5.2. Educational Implications

The tendency toward positive bias may pose a loss of opportunities to face, in a realistic manner, acceptance and rejection as two necessary and complementary experiences of our social life. It would be necessary to fight the idea of rejection as something dysfunctional, and enhance an understanding of occasional interpersonal rejection as a common experience [7]. Most people meet their need of belonging and experience acceptance from others throughout life, along with some experiences of rejection, and we seem to have enough protective mechanisms to cope with these occasional adverse experiences without great consequences in the long term [5,25]. From the theories of psychological risk and the theory of stress, it is proposed that what really poses a risk to development is the continuous exposure to negative experiences [31]. Therefore, in the same manner as negative emotions, rejection can also involve important adaptive functions: It warns about situations or events that have implications for social acceptance, acts as negative feedback of undesirable behaviors, motivates us to protect our relationships and the people we care about, and prepares us to repair the damage of important relationships [81].
Considering that early and coetaneous social status in the classroom proved to influence academic performance, future interventions, in addition to being focused on the improvement of performance itself, should be designed to favor relational experiences, especially the prevention of rejection and the promotion of acceptance among peers. Thus, early, sequenced, global, and ecological interventions must be carried out with the aim of ensuring the compensatory and inclusive effect of the school [2,36]. With respect to rejection, children must increase their comprehension of their own experiences of rejection and those of their peers, incorporate the benefits of these experiences in their social dynamics and develop mechanisms to cope with their own rejection and help their rejected classmates. This type of intervention would contribute to prevent the school failure and drop-out caused by the chronification of problematic relationships with peers [47,82,83]. As was stated by Jimerson et al. [2], when a path is imposed, numerous factors conspire for its continuation. It is also necessary to provide peer acceptance experiences to rejected children. Some studies show that the reactive aggressiveness of rejected children decreases when they receive small shows of acceptance from others, that rejected children engage in prosocial behaviors if they perceive possibilities of acceptance, and that they are oriented to actively search for people with whom they can establish new connections [25]. Lastly, the type of academic tasks also affects learning, behavior, acceptance and rejection. Barrera and Schuster [84] found that orientation toward learning promotes prosocial behavior and acceptance, whereas orientation to performance favors competitiveness and rejection. This suggests that the syllabi should guide teachers to incorporate in their daily practice the structures of cooperative learning [40,50], which enhance at the same time school learnings and the development of social skills and positive relationships.

Author Contributions

Conceptualization, F.J.G.B., V.M.T., and G.M.P.; methodology, J.F.R.R., F.J.G.B., and G.M.P.; formal analysis, J.F.R.R. and F.J.G.B.; investigation, F.J.G.B. and G.M.P.; data curation, G.M.P.; writing—original draft preparation, F.J.G.B., J.F.R.R. and V.M.T.; writing—review and editing, F.J.G.B., J.F.R.R., V.M.T. and G.M.P.; visualization, J.F.R.R. and F.J.G.B.; supervision, F.J.G.B.; funding acquisition, F.J.G.B. All authors have read and agreed to the published version of the manuscript.

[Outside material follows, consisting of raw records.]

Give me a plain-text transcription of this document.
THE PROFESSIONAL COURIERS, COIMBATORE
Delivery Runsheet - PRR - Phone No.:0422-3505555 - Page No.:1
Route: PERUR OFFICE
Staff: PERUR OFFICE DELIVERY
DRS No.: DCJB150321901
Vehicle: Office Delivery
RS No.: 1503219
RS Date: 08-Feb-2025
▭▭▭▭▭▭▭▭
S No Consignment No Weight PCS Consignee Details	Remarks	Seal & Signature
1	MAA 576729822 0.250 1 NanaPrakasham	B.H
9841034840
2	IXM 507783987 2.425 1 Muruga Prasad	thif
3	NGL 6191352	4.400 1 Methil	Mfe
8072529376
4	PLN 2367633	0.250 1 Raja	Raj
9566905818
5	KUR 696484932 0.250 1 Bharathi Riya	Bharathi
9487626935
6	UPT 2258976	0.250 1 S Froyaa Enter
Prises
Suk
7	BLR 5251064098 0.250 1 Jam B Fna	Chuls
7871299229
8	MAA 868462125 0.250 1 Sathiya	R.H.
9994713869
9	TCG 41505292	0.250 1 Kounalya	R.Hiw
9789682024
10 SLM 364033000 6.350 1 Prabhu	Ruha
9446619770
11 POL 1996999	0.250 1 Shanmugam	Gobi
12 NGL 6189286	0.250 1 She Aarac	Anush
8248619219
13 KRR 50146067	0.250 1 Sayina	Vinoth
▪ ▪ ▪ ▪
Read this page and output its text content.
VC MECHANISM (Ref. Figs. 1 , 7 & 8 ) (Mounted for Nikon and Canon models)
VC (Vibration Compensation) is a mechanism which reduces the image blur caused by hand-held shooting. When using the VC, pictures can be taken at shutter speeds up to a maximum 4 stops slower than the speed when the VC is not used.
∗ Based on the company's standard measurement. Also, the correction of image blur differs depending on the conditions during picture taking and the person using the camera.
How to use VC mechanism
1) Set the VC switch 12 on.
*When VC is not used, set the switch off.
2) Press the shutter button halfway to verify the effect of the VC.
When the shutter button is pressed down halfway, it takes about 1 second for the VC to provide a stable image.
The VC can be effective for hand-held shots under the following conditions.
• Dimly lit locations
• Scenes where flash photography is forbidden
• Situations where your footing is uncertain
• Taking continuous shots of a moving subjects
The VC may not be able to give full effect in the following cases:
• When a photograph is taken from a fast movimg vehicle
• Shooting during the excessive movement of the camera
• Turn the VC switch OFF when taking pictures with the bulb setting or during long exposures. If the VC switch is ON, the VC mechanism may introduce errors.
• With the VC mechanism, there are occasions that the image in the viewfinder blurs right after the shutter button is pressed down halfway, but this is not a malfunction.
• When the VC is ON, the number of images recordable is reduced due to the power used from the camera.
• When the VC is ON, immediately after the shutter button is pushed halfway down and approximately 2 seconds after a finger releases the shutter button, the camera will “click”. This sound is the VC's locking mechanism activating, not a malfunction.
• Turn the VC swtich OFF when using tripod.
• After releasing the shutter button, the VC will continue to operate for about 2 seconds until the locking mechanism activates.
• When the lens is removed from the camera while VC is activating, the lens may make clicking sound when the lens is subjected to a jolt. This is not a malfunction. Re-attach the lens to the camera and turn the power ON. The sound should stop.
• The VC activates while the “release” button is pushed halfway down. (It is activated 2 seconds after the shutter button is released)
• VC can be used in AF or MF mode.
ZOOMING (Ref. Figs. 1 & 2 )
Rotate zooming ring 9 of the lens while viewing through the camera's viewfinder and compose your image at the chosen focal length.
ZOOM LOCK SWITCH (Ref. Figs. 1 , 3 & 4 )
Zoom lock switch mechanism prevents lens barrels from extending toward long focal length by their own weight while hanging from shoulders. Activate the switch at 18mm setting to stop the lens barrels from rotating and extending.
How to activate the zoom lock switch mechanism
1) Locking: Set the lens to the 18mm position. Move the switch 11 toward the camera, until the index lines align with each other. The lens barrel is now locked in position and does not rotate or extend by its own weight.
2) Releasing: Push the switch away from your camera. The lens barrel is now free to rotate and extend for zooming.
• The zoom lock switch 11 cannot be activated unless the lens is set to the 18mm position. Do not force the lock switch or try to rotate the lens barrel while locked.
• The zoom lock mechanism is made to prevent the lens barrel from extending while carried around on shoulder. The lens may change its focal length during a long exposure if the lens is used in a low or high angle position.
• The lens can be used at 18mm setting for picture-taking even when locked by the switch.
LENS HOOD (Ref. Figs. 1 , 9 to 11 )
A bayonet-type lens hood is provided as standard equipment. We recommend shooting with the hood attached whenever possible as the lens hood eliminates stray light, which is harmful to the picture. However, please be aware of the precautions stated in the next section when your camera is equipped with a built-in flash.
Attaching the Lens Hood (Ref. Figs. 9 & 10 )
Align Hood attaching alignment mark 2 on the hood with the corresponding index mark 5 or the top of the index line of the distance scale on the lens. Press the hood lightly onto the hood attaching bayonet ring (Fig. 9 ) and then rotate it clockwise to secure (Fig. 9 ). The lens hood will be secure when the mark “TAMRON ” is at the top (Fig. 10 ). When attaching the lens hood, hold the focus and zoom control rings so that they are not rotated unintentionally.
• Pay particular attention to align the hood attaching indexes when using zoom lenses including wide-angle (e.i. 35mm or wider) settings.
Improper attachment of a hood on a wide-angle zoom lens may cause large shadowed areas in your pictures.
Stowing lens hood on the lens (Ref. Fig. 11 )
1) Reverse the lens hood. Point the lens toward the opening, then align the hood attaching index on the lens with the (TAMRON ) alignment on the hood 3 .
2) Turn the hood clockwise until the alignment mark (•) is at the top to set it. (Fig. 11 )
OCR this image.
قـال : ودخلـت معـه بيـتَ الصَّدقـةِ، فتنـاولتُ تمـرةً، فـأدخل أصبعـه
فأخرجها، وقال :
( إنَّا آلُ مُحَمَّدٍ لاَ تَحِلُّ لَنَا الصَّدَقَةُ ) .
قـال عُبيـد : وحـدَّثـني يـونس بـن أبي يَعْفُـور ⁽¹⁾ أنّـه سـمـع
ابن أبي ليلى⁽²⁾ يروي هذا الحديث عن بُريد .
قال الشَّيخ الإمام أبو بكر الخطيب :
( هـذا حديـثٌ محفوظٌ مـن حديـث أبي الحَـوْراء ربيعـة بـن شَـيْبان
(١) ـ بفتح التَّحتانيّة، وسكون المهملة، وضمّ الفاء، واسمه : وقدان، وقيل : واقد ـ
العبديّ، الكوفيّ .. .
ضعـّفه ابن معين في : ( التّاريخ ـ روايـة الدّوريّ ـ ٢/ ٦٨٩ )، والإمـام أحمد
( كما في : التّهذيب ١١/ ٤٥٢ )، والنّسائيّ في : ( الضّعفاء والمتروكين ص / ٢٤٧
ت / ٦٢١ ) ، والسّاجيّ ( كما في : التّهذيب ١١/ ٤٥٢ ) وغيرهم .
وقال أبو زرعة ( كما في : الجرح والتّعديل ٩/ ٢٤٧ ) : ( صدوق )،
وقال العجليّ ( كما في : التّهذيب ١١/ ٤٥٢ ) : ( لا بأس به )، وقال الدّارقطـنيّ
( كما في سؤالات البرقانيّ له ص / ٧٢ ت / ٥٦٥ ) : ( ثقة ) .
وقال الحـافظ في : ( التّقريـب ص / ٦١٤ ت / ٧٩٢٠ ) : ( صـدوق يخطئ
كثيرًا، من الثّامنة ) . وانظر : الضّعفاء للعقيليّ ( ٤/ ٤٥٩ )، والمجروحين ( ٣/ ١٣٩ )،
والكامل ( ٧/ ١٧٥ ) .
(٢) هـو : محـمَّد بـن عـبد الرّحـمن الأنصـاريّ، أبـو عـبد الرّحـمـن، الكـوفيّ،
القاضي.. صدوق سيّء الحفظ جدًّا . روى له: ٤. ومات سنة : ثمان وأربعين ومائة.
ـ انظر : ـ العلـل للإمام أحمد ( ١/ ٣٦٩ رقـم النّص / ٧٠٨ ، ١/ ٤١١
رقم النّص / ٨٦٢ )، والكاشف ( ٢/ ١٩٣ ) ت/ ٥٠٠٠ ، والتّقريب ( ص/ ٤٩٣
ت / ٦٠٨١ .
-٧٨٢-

This research was funded by Spanish Ministry of Economy and Competitiveness (EDU2012-35930) and Universitat Jaume I (UJI-B2019-29).

Institutional Review Board Statement

The study was conducted according to the guidelines of the Declaration of Helsinki, and approved by the Ethics Committee of Universitat Jaume I (PI: Francisco Juan García Bacete; date of approval: 3 July 2017).

Informed Consent Statement

Informed consent was obtained from all subjects involved in the study.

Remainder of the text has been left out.